A category of objects that are “restrainers” rather than containers but can do the same work of linking, sorting, keeping at hand, carrying along, is that of the rope.  I once watched a man separate out vegetable fiber by taking tall green weeds between his two hands and vigorously rolling them until the soft green stuff was pulverized and fell away, leaving the tough supporting fibers that could then be twisted together.  Once horses were around, their tail hairs were excellent for fine braiding into beautifully patterned bridles.  Vegetable and sheep fibers are the basis for clothing and linens.  In the Pacific Northwest there was a kind of woolly dog that was kept for its coat, which could be a kind of knitting wool.  That area still produces characteristic sweaters.  

All of these land-based objects, so intimately felt by hands and so constantly in use -- storage is a kind of use -- are a relationship with place that is lost by the kind of urbanization that is made of concrete and plastic.  “Don’t touch,” is a childhood barrier to understanding the world.  

Around “basic” people -- maybe called “paleolithic” -- there is a lot of time in the day to sit doing daily occupations, making and preparing materials, and talking all the while: telling stories, explaining where to find materials, remembering events and who did what, gossiping and criticizing.  In the “anthropocene” the urge is to hurry, to focus on one partial work (one cooks, one sews, one manages money, one makes furniture) and to trust that others are doing their part of the work well.  Relationships are often not intimate, long-term, or in any context but their one duty.

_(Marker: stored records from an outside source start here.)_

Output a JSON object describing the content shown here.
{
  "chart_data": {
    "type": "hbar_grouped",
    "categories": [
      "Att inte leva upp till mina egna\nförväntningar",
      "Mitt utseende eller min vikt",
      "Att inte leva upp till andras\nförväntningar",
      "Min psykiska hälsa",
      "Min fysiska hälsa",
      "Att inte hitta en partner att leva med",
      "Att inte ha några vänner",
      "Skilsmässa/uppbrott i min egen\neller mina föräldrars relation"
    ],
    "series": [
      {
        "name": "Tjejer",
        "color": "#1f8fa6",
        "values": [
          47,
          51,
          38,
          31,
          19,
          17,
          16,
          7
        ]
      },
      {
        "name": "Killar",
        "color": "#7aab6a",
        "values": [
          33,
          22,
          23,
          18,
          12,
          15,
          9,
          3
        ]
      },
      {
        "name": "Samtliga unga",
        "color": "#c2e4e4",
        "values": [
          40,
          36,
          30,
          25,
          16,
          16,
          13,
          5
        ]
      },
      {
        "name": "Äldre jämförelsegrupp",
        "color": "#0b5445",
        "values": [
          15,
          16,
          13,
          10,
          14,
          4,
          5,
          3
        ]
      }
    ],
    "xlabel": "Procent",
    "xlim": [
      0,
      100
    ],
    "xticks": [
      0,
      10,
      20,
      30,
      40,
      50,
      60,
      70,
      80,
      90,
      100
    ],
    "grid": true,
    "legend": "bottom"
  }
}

I came to this body of thought (contained) through reflection on designed spiritual experience as in religious ceremonies.  I’ll continue in another post.  It was the subject of my doomed Master’s Thesis at M/L which stalled out in part because this kind of thinking was not done except by Eliade.  But also in part because this new dawn of neurological research had not made a “way in.”  The building itself has become the container that links and preserves my work.